The consequences are often quite counter-intuitive, difficult to describe, and it takes a bit of work to get up to speed with what it all means.

Nov 8, 2012 at 10:29 PM | Unregistered CommenterSpence_UK

Dung, our education is largely based on scientific and philosophical views of the 19th century (dominated by determinism) and it took me a long time to escape that. In my current view, probability (including statistics) is the only effective “language” to describe this world. In addition to Spence’s excellent explanations, and in addition to Doug’s post linked above, I wish to suggest a few relevant readings:

A random walk on water (http://itia.ntua.gr/923/ ): It tries to discuss why “the true logic for this world is the calculus of probabilities” (quoting Maxwell—amazingly the quotation is from 1850).

Causality in climate and hydrology (http://itia.ntua.gr/1130/ ): Related to the previous one—also discussed in http://www.bishop-hill.net/blog/2011/4/11/climate-change-just-happens.html

Two-dimensional Hurst-Kolmogorov process and its application to rainfall fields (http://itia.ntua.gr/1101/ ): If we mentally substitute space for time and view a time series like a cross section on a landscape, we may become less reluctant to accept the HK concept. Everybody accepts mountains and valleys as real and natural (see Fig. 1).
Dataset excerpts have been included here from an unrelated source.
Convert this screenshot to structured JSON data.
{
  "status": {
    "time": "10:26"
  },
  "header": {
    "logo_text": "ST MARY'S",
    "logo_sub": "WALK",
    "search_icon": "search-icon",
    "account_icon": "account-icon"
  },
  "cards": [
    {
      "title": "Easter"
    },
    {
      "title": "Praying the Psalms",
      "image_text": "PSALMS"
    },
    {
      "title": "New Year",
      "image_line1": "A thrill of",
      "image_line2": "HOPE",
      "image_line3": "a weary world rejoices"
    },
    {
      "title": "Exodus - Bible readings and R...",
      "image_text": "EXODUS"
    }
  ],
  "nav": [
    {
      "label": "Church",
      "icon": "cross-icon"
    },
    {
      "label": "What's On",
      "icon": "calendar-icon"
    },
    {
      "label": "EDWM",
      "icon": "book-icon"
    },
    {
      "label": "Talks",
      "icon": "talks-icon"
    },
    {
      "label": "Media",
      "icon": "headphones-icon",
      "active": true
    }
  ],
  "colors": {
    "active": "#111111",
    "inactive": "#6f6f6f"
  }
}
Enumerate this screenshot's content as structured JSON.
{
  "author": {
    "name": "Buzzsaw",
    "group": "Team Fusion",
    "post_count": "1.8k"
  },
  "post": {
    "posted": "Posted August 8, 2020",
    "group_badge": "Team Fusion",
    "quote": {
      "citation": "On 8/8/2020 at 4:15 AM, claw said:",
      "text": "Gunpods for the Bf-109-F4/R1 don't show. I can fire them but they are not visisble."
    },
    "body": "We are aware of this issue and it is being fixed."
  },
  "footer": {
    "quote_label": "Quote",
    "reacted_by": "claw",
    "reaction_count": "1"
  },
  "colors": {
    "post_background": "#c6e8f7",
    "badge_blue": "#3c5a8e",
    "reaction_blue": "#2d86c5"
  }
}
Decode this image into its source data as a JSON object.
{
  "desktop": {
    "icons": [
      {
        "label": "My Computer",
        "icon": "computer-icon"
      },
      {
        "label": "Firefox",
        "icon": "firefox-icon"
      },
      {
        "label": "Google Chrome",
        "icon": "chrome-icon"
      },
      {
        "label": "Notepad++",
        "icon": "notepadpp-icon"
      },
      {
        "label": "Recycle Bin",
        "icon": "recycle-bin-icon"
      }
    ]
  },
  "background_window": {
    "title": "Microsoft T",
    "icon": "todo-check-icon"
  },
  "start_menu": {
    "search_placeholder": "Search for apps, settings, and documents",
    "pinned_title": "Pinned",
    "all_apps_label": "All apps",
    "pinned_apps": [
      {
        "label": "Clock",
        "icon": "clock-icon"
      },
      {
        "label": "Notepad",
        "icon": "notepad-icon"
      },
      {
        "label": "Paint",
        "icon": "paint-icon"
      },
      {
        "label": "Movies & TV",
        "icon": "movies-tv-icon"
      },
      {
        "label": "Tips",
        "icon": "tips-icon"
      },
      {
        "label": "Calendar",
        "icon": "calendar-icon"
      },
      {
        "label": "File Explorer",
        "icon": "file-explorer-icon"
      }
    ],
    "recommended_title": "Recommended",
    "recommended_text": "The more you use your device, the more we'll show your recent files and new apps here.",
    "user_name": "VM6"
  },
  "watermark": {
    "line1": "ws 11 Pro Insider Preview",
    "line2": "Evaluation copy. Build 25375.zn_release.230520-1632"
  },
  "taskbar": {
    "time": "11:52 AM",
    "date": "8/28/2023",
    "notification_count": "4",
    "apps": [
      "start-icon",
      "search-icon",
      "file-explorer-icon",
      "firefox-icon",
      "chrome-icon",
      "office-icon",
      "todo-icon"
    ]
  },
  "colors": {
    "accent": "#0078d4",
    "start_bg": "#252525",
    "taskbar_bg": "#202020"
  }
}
Nov 9, 2012 at 7:53 AM | Unregistered CommenterDemetris Koutsoyiannis

Demetris

I've read some of the articles you link to before, but perhaps without fully taking in the bigger picture.

From time to time I have wondered about the inadequacies of education in the UK. One of the conclusions I reached was that are certain styles of thinking that people should be able to adopt (and that children should be taught). "Think like a scientist", "think like an economist" and "think like a statistician" were particular examples of styles of thinking that I think are rather distinct.

Perhaps our ideas are along the same lines.